Domenica 25 gennaio | Commento al Vangelo

Commento al Vangelo

Domenica 25 gennaio

Liturgia: Gn 3,1-5.10; 1Cor 7,29-31; Mc 1,14-20Gesù ha appena saputo dell'arresto di Giovanni, suo cugino; meglio ancora, "il più grande dei nati da donna". Giovanni verrà ucciso. Anche per lui si ripeterà la sorte del "profeta in patria". E ancora una volta Giovanni precederà Gesù, questa volta nel martirio: stessi nemici, stesso destino. Ma il Vangelo è scritto dopo la resurrezione di Gesù, e la resurrezione è anche il destino di Giovanni e di tutti i discepoli che seguono il Signore sulla via della croce.
Uscito di scena Giovanni, inizia il ministero pubblico di Gesù, proprio dalla Galilea, terra di tutte le genti e ponte fra Israele e il resto del mondo.

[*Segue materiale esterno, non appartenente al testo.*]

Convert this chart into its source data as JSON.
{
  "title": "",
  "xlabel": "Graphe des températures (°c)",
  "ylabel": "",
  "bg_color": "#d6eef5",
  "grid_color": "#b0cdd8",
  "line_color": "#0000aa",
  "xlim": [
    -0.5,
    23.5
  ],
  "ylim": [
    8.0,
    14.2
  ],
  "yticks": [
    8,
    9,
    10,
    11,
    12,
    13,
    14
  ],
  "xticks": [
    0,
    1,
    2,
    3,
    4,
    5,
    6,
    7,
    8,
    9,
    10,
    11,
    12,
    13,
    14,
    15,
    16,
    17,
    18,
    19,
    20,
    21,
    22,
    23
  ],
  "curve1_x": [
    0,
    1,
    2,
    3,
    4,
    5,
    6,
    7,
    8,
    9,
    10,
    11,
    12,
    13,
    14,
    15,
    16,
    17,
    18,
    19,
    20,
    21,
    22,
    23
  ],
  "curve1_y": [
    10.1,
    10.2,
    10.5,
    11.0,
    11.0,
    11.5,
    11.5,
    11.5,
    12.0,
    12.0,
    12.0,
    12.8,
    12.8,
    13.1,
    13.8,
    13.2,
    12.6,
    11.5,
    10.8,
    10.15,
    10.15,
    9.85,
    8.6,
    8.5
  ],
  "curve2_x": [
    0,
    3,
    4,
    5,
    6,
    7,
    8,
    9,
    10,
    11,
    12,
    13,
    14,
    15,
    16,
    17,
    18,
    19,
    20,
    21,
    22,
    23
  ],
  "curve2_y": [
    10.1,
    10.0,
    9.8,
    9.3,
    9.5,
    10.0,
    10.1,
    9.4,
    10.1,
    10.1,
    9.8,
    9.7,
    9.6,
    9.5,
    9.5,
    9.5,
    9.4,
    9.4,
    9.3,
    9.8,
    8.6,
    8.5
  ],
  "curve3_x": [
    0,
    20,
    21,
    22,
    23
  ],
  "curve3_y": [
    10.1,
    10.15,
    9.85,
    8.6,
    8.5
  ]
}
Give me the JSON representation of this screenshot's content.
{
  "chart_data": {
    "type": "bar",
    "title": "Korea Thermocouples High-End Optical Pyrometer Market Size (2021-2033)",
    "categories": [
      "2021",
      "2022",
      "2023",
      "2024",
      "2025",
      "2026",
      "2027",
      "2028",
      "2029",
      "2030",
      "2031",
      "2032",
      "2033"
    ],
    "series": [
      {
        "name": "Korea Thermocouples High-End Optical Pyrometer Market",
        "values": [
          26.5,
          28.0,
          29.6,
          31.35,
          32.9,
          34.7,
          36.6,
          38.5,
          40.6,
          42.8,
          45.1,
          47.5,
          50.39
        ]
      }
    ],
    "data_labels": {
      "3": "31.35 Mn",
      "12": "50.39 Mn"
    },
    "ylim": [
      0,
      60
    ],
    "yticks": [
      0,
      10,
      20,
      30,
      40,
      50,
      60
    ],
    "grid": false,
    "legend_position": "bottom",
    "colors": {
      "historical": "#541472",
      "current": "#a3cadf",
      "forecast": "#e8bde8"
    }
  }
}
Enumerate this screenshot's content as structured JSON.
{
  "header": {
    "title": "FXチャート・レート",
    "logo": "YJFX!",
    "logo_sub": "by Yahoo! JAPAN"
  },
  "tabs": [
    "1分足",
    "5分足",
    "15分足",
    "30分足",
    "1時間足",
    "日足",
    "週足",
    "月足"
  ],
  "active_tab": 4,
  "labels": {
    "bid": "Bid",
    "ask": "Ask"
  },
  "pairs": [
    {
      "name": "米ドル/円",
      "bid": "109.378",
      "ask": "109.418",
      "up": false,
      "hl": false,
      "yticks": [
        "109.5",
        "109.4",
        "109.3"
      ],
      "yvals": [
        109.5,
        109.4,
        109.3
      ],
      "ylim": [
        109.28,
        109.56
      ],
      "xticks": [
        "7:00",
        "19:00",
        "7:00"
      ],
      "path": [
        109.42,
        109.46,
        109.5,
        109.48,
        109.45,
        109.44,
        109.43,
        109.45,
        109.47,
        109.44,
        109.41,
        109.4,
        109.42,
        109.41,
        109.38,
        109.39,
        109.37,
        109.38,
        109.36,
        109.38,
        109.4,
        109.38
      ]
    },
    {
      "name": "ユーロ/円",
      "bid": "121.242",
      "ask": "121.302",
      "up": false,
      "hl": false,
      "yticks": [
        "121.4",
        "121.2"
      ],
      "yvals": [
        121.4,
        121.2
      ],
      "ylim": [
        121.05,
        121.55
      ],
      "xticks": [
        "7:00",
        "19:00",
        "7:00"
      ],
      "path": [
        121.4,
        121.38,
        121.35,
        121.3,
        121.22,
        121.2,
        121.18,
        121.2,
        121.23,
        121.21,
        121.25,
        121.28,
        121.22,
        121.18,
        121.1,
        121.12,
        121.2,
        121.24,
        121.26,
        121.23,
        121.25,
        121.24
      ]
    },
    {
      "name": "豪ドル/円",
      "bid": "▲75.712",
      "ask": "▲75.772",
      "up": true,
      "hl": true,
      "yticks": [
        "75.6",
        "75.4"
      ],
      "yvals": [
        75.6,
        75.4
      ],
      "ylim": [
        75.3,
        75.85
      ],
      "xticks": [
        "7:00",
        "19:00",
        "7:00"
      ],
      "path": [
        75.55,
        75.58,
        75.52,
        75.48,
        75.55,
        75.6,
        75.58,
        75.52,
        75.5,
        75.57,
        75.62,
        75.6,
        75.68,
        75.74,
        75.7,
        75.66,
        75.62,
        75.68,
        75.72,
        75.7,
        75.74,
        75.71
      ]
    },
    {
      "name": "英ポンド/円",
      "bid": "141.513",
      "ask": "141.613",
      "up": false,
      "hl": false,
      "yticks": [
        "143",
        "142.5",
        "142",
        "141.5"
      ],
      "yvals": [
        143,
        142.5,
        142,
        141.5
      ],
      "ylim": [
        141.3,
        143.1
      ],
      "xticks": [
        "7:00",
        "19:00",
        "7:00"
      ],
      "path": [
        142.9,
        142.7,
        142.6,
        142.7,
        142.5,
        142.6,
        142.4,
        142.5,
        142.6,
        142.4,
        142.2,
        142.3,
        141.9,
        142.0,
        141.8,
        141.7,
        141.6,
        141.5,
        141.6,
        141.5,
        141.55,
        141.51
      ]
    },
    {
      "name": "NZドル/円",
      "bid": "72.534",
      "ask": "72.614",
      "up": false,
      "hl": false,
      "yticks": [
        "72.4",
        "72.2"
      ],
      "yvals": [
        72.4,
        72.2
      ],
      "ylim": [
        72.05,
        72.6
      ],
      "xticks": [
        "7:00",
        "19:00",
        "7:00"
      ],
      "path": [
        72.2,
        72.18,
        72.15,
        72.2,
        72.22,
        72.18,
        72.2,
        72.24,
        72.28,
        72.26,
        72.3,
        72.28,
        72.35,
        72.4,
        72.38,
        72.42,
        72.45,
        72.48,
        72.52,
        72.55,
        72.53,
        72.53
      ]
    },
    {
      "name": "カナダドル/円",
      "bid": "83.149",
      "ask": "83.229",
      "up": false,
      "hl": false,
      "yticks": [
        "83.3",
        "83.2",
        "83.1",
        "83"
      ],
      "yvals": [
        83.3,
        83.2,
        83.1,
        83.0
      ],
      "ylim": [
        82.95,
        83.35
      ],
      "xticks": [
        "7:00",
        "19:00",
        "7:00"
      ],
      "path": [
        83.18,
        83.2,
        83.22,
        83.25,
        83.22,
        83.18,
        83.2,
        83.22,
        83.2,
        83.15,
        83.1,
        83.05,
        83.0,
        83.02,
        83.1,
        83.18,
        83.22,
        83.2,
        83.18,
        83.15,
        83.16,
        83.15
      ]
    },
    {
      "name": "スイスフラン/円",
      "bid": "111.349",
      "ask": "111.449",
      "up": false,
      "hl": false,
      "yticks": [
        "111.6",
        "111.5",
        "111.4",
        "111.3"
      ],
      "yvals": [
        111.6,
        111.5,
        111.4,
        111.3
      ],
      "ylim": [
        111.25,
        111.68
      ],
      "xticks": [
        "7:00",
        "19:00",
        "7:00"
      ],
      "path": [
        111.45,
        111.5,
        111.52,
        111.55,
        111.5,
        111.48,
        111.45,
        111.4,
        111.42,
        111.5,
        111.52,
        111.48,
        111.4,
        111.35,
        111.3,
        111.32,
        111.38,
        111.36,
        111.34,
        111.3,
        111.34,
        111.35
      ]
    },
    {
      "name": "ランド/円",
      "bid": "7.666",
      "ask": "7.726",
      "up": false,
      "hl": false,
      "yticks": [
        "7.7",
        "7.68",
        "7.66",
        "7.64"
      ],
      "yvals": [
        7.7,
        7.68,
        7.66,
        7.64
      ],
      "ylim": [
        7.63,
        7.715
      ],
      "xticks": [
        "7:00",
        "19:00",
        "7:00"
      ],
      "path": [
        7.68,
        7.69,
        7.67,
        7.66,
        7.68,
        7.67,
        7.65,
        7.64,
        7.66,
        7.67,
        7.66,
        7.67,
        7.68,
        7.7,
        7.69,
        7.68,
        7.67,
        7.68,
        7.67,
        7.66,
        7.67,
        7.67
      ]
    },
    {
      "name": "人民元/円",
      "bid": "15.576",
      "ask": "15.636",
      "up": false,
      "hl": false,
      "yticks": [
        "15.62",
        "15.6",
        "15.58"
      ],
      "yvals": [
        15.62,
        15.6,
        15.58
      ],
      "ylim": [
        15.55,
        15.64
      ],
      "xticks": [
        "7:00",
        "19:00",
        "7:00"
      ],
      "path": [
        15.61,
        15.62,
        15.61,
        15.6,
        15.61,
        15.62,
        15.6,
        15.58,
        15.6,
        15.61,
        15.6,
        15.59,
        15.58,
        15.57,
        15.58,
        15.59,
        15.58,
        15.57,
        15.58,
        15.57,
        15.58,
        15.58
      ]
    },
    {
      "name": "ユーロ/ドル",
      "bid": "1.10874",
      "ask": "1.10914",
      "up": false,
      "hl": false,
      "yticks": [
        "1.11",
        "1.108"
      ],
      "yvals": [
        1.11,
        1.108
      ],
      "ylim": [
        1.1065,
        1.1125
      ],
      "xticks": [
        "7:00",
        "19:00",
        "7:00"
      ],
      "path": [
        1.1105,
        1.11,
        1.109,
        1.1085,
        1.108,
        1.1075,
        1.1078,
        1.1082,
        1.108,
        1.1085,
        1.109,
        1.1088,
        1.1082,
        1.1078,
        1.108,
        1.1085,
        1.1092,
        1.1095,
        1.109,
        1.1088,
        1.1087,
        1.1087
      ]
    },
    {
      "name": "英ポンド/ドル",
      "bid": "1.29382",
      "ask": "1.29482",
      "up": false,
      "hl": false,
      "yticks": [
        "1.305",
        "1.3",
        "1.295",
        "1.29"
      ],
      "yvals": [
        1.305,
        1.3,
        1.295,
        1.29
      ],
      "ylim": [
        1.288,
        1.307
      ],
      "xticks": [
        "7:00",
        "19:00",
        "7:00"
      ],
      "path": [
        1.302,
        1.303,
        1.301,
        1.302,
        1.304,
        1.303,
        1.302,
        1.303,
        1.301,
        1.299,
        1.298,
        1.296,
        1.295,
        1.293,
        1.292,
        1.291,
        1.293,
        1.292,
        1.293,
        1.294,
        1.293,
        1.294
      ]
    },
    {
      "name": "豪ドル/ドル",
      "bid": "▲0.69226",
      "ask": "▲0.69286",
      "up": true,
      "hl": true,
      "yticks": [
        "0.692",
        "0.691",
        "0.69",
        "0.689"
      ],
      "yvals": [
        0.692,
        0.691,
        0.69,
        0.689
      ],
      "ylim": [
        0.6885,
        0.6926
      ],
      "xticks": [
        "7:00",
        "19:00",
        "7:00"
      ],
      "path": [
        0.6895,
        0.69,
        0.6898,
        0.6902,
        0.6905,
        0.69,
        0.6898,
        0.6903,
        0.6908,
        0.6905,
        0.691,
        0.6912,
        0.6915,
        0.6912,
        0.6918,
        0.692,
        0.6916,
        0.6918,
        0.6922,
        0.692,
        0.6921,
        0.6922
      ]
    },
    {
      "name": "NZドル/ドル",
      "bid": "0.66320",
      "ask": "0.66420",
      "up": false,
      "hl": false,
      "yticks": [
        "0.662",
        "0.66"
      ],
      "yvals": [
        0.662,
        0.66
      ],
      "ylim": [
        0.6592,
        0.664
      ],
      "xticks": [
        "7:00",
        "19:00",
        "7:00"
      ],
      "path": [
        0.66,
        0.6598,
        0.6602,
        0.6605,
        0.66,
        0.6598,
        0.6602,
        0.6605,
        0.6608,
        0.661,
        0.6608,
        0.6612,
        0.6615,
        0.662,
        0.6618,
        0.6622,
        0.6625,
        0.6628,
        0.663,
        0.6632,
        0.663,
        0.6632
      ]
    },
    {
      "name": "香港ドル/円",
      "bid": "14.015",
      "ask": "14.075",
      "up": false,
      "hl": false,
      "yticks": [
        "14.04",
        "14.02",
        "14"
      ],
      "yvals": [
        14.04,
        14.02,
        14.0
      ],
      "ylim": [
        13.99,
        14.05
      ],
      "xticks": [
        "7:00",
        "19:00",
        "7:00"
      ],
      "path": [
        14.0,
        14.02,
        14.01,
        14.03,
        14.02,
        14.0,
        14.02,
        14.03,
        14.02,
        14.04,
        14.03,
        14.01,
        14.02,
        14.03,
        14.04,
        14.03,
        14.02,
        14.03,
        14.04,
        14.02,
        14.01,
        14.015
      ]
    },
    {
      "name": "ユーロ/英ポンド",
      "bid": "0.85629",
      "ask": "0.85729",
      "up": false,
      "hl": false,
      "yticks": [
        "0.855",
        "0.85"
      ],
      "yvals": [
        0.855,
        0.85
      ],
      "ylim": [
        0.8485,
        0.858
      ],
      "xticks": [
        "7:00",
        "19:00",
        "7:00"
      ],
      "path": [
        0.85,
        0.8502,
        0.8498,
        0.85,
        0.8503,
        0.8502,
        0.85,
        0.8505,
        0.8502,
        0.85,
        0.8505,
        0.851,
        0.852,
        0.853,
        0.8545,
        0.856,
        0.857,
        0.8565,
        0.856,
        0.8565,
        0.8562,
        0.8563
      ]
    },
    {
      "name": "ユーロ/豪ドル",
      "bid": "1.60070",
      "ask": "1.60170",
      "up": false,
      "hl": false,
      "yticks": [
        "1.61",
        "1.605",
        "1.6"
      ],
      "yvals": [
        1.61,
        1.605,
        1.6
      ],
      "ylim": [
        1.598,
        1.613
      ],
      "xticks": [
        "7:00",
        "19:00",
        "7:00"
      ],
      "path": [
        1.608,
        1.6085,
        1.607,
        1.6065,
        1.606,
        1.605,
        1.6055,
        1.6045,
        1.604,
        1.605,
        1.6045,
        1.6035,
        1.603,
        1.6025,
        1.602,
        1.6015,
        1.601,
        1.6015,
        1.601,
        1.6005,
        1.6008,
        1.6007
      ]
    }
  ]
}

Gesù, fin dall'inizio, non fa prediche morali, né offre spiegazioni filosofiche; egli chiama e invita alla conversione, al cambiamento di mente e di cuore, di occhi e di vita. Chi si "converte" e cambia la direzione dei propri passi, va dietro a Gesù. La fede cristiana è tutta qui, non innanzitutto una dottrina o una pratica, ma una relazione personale con Gesù, una sequela in risposta ad una chiamata. Non è forse per questo che il Cristianesimo, fin dalle origini, fu chiamato "cammino", "via"?
Dinanzi all'enormità del compito dei discepoli – la molta messe e tutti i pesci dell'oceano – e nonostante il loro piccolo numero, Gesù consegna loro la propria missione e li invia in tutto il mondo. Ciò che Gesù ha detto e fatto, gli apostoli continueranno a dire e a fare, perché la missione è unica, quella del Padre che manda il Figlio e quella del Figlio che manda i suoi a trasmetterla nel tempo e nello spazio. L'identità del discepolo e la sua vocazione sono congiunte: la vocazione si realizza nella missione, in quanto figlio di Dio, ogni discepolo è chiamato ad estendere la fraternità universale. Se Gesù è il primo apostolo, la Chiesa tutta è apostolica perché fatta da figli che si sentono – tutti – inviati ai fratelli.

Abbiamo vissuto duemila anni di Cristianesimo e ancora due terzi dell'umanità – più di quattro miliardi di persone! – non hanno mai sentito parlare di Gesù Cristo. C'è bisogno di pescatori e di operai per i campi dove biondeggiano le messi. Occorrono sacerdoti, religiosi, suore, ma anche laici insegnanti, medici, istruttori, volontari. Come deve essere il profilo del missionario, del discepolo inviato? Gli apostoli di cui parla il Vangelo di oggi, hanno caratteri, comportamenti e modi di essere diversi. Non sono né sapienti né perfetti, né dotti né pii. Si tratta di pescatori e di peccatori, uomini semplici. Li accomuna l'amore di Cristo, la sua chiamata. Chiamati a due a due – due è il principio della fraternità – si sentono anche chiamati alla fraternità con tutti gli uomini di tutti i tempi.

Tutti noi, "pescati" dall'amore di Dio nell'abisso della paura e dello smarrimento, diventiamo a nostra volta pescatori-di-uomini come Pietro e Andrea, come Giacomo e Giovanni. Il racconto di queste due chiamate è emblematico di ogni vocazione: inizia con Dio che viene incontro e termina con noi che andiamo dietro a lui. Al centro dei due movimenti c'è l'incontro, l'esperienza dell'amore di Dio che ci raggiunge nella nostra vita quotidiana, ordinaria, e la trasforma in una sorta di "nuova creazione" perché la sua parola – chiamandoci – torna a crearci. Ecco perché non importa assolutamente quel poco che si deve lasciare. Il Vangelo oggi parla di due coppie di fratelli per ricordarci che la chiamata è alla fraternità universale. Figli di Dio, siamo fratelli fra noi. In tempi "notturni" torna la domanda di Isaia (21,11): "Sentinella, quanto resta della notte?". E la sentinella: "Viene il mattino... convertitevi!". La notte finisce quando vedi un uomo e riconosci che è tuo fratello.

Gesù manda i suoi discepoli nel mondo a predicare e a guarire. Due cose che sono una perché si tratta di annunciare la vicinanza di Dio e renderla credibile col calore di un amore che risana le ferite della vita. Come gli apostoli, anche noi non siamo dotti, né pii, ma peccatori e uomini semplici. Ciò che ci unisce è la chiamata del Figlio, per il resto siamo e dobbiamo restare cattolici, cioè universali, aperti a tutti. E per questa missione ogni mestiere va bene. Tanto tutti dobbiamo imparare a "pescare uomini".